Good question! It’s not my field, but I think that the answer is yes, at least for many of the ‘common’ forms of cancer. Medicine has made huge advances in developing drugs to fight some cancers, and in surgical techniques. For me the most significant advances which will affect us all in the future is the recognition of genetic signals and environmental factors which increase some people’s chances of getting some forms of cancer. This gives us a very good chance to catch cancers (through targeted screening) at a very early stage.
Unfortunately, two of my friends have died of cancer. I hope that someone can find a cure, but my research will not find a cure for cancer. But I’ll keep my eye out in case I happen to stumble upon the cure when not expecting it!
Probably yes. A lot of research has been done on cancer, and many forms of cancer are quite well curable nowadays if detected early. While there is still a long way to go, I’m quite optimistic about that one. I think early detection is a key point, so people need to be informed about the risks of cancer and about the necessity of having regular check-ups.
One day I hope so, I’m not sure there will be one pill or injection that will cure all cancers (although that is the holy grail). It is more likely that there will be a range of medicines designed to cure different types of cancer.
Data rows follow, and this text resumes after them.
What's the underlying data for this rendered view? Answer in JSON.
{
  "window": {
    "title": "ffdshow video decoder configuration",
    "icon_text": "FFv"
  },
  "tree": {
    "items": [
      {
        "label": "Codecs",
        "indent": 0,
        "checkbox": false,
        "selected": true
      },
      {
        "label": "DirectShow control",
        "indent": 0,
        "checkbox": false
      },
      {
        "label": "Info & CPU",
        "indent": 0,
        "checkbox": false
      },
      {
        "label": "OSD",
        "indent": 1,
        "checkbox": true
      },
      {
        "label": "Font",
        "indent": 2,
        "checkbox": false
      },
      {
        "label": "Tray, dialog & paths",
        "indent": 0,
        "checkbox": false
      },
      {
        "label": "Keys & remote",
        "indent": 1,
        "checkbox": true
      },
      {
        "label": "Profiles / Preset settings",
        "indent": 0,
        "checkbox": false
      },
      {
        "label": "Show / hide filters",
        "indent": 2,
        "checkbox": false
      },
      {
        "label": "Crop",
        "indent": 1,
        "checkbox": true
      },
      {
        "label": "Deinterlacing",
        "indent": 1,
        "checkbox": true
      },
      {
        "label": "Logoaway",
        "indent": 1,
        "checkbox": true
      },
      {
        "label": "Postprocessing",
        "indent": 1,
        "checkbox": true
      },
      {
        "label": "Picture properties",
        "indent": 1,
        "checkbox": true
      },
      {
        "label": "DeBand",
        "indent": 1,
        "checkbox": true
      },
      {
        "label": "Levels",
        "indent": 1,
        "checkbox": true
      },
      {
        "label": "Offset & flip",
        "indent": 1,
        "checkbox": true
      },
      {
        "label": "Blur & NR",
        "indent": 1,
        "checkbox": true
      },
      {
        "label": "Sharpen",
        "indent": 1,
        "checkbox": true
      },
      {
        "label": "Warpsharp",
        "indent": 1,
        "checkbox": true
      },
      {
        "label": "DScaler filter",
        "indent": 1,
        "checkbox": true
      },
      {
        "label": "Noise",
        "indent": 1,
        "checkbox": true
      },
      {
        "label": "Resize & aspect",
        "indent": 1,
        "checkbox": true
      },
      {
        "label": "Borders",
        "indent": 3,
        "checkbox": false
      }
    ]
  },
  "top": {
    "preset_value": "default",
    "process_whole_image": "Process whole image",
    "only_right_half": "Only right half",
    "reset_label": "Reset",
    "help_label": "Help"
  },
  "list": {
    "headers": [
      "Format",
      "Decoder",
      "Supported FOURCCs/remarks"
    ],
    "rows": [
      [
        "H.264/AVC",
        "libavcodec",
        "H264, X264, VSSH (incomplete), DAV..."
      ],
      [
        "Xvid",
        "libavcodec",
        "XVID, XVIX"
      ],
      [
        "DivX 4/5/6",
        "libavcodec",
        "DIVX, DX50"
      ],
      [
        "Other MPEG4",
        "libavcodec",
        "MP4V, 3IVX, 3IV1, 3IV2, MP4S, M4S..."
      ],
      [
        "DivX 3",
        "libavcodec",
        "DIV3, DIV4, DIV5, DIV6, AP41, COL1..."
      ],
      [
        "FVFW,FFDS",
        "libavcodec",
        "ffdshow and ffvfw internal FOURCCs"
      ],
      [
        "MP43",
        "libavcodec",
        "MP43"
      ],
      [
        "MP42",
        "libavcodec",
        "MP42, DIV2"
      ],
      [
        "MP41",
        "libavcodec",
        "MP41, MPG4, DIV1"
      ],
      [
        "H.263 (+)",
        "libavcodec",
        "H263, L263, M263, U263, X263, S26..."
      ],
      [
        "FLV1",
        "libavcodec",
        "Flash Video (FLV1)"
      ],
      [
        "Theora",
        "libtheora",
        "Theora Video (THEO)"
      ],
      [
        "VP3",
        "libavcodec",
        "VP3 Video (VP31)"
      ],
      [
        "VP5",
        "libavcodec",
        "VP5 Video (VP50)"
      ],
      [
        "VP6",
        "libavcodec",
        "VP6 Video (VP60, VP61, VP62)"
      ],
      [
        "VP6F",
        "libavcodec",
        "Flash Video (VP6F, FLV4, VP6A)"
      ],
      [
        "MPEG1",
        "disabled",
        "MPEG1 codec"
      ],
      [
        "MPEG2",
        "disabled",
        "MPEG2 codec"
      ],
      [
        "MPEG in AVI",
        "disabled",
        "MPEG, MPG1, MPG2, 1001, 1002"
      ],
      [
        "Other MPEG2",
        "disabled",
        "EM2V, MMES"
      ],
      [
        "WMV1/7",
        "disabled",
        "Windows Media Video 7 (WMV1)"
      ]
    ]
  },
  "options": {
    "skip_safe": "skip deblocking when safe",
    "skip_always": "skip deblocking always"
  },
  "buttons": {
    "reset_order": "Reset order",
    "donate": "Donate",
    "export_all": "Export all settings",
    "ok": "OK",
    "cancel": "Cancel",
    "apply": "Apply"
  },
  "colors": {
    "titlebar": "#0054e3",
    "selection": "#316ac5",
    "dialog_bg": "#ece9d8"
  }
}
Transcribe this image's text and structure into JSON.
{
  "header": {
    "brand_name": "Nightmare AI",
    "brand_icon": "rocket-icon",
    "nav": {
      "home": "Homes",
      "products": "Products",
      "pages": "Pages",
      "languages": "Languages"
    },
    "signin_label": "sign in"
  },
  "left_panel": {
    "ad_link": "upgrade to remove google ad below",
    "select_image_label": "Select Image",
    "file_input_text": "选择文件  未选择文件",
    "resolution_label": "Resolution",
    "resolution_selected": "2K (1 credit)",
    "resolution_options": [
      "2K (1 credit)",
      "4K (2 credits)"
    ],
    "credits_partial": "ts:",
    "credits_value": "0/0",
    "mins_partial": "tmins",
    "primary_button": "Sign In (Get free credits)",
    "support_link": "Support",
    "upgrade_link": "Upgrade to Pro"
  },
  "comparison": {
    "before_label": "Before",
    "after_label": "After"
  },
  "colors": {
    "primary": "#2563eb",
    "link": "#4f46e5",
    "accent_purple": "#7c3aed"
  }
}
The difficulty is that cancer cells are made from our own body’s cells so the immune system doesn’t recognise them as being foreign or damaged. The cancer cells have had their DNA altered making them divide uncontrollably. The cancer cells squeeze out the normal cells and take over them and so the organs stop functioning properly (that’s why it takes so long for a cancer to kill someone).
There are various leads that scientists are following to try to cure cancer (I don’t know all of them) from fixing the DNA, to targeting and killing the cancer cells with drugs, to finding a difference in the cancer cells that the immune system can recognises as being different (so it can attack the cancer cells).
At the moment cancer is treated with surgery to remove the main tumour followed by chemotherapy and/or radiotherapy to “mop up” any remaining cancer cells. Radiotherapy uses radiation to damage and kill the cancer cells. Chemotherapy uses very strong medicines to do the same. The problem with both these methods is trying to get the radiation or medicines to target only the cancer cells and not the normal cells because, as I said at the beginning, the cancer cells are our own body cells. Once this is cracked, this will open the flood gates to cancer cures. I’m sure of it.